Op basis van wetenschappelijk onderzoek heeft het Internationaal Agentschap voor Kankeronderzoek (IARC) zonnebanken onder de categorie van grootste kankerverwekkers geplaatst, samen met tabak en asbest. Voordien werd zonnestraling gewoon beschouwd als een bewezen risicofactor voor huidkanker. Bovendien toont de Australia Radiation Protection and Nuclear Safety Agency (ARPANSA) aan dat mensen die naar de zonnebank gaan zich aan een ultraviolette straling blootstellen die ten minste zes keer sterker is dan het zonlicht op het middaguur. Er moet ook worden verwezen naar een onderzoek van het "British Medical Journal" dat besluit dat het risico op melanomen met 20% stijgt bij mensen die minstens één keer in hun leven naar de zonnebank zijn gegaan, en dat dat risico zelfs verdubbelt als ze dat voor de leeftijd van 35 jaar hebben gedaan.

Er bestaat dus geen veilig gebruik van de zonnebank, zelfs als de zonnecentra de wettelijke regels volgen. Die reglementering kan de risico's enkel beperken en dan nog op voorwaarde dat die controletaak goed wordt opgevolgd door de zonnecentra. Echter, zoals de consumentenorganisatie Test Aankoop in 2019 onderstreepte, werd de informatie- en controleplicht absoluut niet strikt nageleefd; veel centra zouden die reglementering niet ernstig nemen. Test Aankoop noteerde op basis van de cijfers van 2019 dat 89% van de zonnecentra die werden gecontroleerd door de FOD Economie de wettelijke voorschriften niet

naleefde.

Beschikt u over meer recente cijfers betreffende die controles?
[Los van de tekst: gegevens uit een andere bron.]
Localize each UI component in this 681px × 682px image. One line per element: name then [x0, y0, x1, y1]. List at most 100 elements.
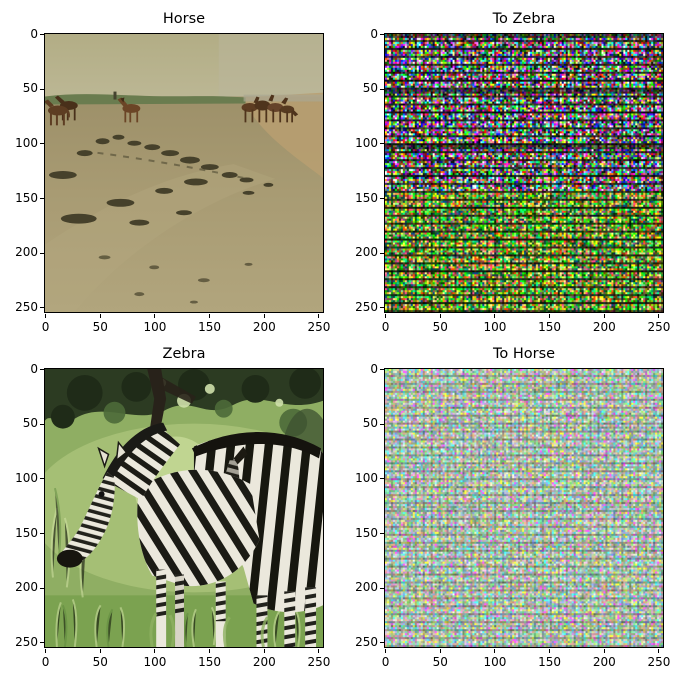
x-tick-label: 0 [41, 320, 50, 334]
subplot-title-to-horse: To Horse [492, 346, 556, 362]
subplot-to-horse: To Horse 0 50 100 150 200 250 0 50 100 150 200 250 [355, 346, 670, 669]
y-tick-mark [40, 369, 44, 371]
x-tick-label: 200 [592, 655, 616, 669]
x-tick-label: 0 [381, 320, 390, 334]
x-tick-mark [494, 649, 496, 653]
y-tick-mark [40, 642, 44, 644]
zebra-left-legs [156, 569, 226, 647]
warm-sand-bank [241, 92, 323, 178]
y-tick-mark [380, 143, 384, 145]
plot-image-to-zebra: 0 50 100 150 200 250 0 50 100 150 200 250 [355, 27, 670, 334]
x-tick-mark [154, 649, 156, 653]
horse-photo-illustration [45, 34, 323, 312]
x-tick-mark [263, 314, 265, 318]
zebra-left-mane [102, 422, 168, 483]
y-tick-label: 200 [15, 580, 38, 595]
x-tick-mark [263, 649, 265, 653]
x-tick-label: 200 [592, 320, 616, 334]
y-tick-label: 200 [355, 580, 378, 595]
zebra-right-ear [233, 446, 248, 465]
x-tick-mark [45, 649, 47, 653]
x-tick-label: 0 [381, 655, 390, 669]
x-tick-label: 250 [647, 320, 671, 334]
x-tick-label: 100 [143, 320, 167, 334]
y-tick-label: 200 [355, 245, 378, 260]
y-tick-label: 0 [30, 361, 38, 376]
x-tick-mark [603, 314, 605, 318]
y-tick-label: 100 [355, 135, 378, 150]
x-tick-mark [209, 649, 211, 653]
plot-image-horse: 0 50 100 150 200 250 0 50 100 150 200 250 [15, 27, 330, 334]
x-tick-mark [658, 649, 660, 653]
y-tick-label: 150 [15, 525, 38, 540]
x-tick-mark [549, 314, 551, 318]
y-tick-mark [40, 478, 44, 480]
x-tick-mark [99, 649, 101, 653]
horse-middle [117, 97, 141, 123]
subplot-title-zebra: Zebra [162, 346, 206, 362]
y-tick-label: 0 [30, 26, 38, 41]
x-tick-label: 50 [92, 320, 108, 334]
x-tick-label: 150 [538, 320, 562, 334]
zebra-left-ear [97, 446, 110, 469]
y-tick-mark [380, 307, 384, 309]
y-tick-label: 100 [15, 135, 38, 150]
subplot-title-to-zebra: To Zebra [492, 11, 556, 27]
x-tick-mark [658, 314, 660, 318]
y-tick-mark [380, 533, 384, 535]
zebra-left-head [56, 440, 128, 568]
y-tick-label: 150 [355, 190, 378, 205]
y-tick-label: 250 [15, 299, 38, 314]
y-tick-label: 250 [355, 634, 378, 649]
light-track [45, 164, 276, 312]
y-tick-mark [40, 423, 44, 425]
x-tick-label: 50 [92, 655, 108, 669]
x-tick-mark [99, 314, 101, 318]
x-tick-label: 150 [538, 655, 562, 669]
x-tick-mark [549, 649, 551, 653]
subplot-zebra: Zebra [15, 346, 330, 669]
x-tick-mark [318, 649, 320, 653]
grass-over-legs [149, 612, 269, 647]
x-tick-label: 250 [307, 655, 331, 669]
subplot-to-zebra: To Zebra 0 50 100 150 200 250 0 50 100 150 200 250 [355, 11, 670, 334]
x-tick-mark [439, 649, 441, 653]
subplot-horse: Horse [15, 11, 330, 334]
x-tick-mark [603, 649, 605, 653]
y-tick-mark [40, 88, 44, 90]
y-tick-mark [380, 252, 384, 254]
y-tick-mark [380, 88, 384, 90]
zebra-left [56, 422, 260, 647]
y-tick-mark [380, 34, 384, 36]
zebra-photo-illustration [45, 369, 323, 647]
zebra-left-muzzle [56, 549, 83, 568]
y-tick-mark [380, 642, 384, 644]
x-tick-mark [439, 314, 441, 318]
x-tick-label: 50 [432, 320, 448, 334]
x-tick-mark [209, 314, 211, 318]
y-tick-label: 250 [15, 634, 38, 649]
y-tick-mark [380, 198, 384, 200]
x-tick-label: 0 [41, 655, 50, 669]
x-tick-label: 100 [143, 655, 167, 669]
y-tick-mark [380, 369, 384, 371]
y-tick-label: 0 [370, 361, 378, 376]
zebra-left-eye [98, 491, 105, 498]
y-tick-mark [380, 423, 384, 425]
y-tick-label: 50 [22, 416, 38, 431]
y-tick-mark [40, 307, 44, 309]
x-tick-label: 200 [252, 655, 276, 669]
x-tick-label: 50 [432, 655, 448, 669]
x-tick-mark [154, 314, 156, 318]
foliage-dark-clumps [50, 369, 322, 429]
y-tick-mark [380, 478, 384, 480]
x-tick-label: 250 [647, 655, 671, 669]
distant-figure [113, 91, 117, 100]
y-tick-label: 0 [370, 26, 378, 41]
y-tick-mark [40, 587, 44, 589]
far-horizon [243, 94, 323, 102]
y-tick-mark [40, 533, 44, 535]
x-tick-mark [45, 314, 47, 318]
y-tick-label: 150 [15, 190, 38, 205]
Welk percentage van de zonnecentra wordt jaarlijks door uw administratie gecontroleerd?

Test Aankoop beveelt bijkomende maatregelen aan om de consument beter te informeren en de wet beter te doen toepassen:

-alle zonnecentra zouden regelmatig moeten worden gecontroleerd door de overheid. Strenge sancties moeten worden ingevoerd als ze niet voldoen aan de wet. De resultaten van de controles moeten openbaar worden gemaakt zodat de consument weet of een zonnecentrum de wet al dan niet naleeft.
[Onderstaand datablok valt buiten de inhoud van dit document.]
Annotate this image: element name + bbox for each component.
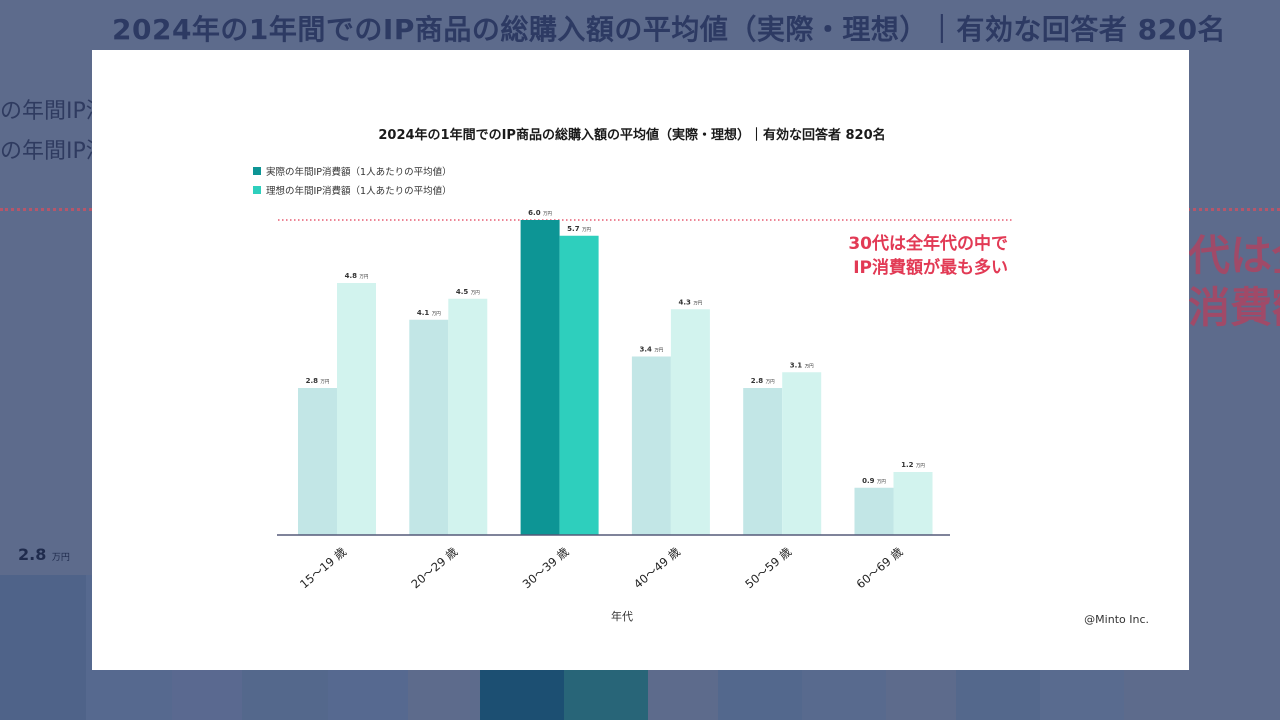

-de geautomatiseerde zonnecentra moeten worden verboden. De begeleiding en het toezicht zijn er nog minder gewaarborgd.

-de kwaliteit van de opleiding van de onthaalverantwoordelijken moet worden verbeterd zodat ze hun taak beter kunnen uitoefenen;

-de verkoop van apparaten met sterke straling moet worden verboden.

Staat er, in het licht van die gegevens, van de recentste wetenschappelijke studies en van de voortdurend toenemende cijfers van huidkanker, een grondige reflectie op de agenda over een verstrenging van de reglementering in de zin van de bovenvermelde maatregelen of zelfs van een verbod op zonnecentra? Indien niet, moet zo'n reflectie vanuit het oogpunt van de volksgezondheid niet op de agenda staan? Dat geldt des te meer gezien het standpunt van de Stichting tegen Kanker die sinds 2012 pleit voor het sluiten van zonnecentra. Ook de Hoge Gezondheidsraad beveelt sinds 2017 de geleidelijke sluiting van zonnecentra aan: "De HGR adviseert om zonnebanken en alle kunstmatige bronnen van UV-straling die beschikbaar zijn voor het publiek te verbieden, met als doel het risico op huidkanker te verminderen" (cf. "Aanbevelingen over het gebruik van kunstmatige bronnen van UV-straling in België", advies van de HGR nr. 9216, juni 2017).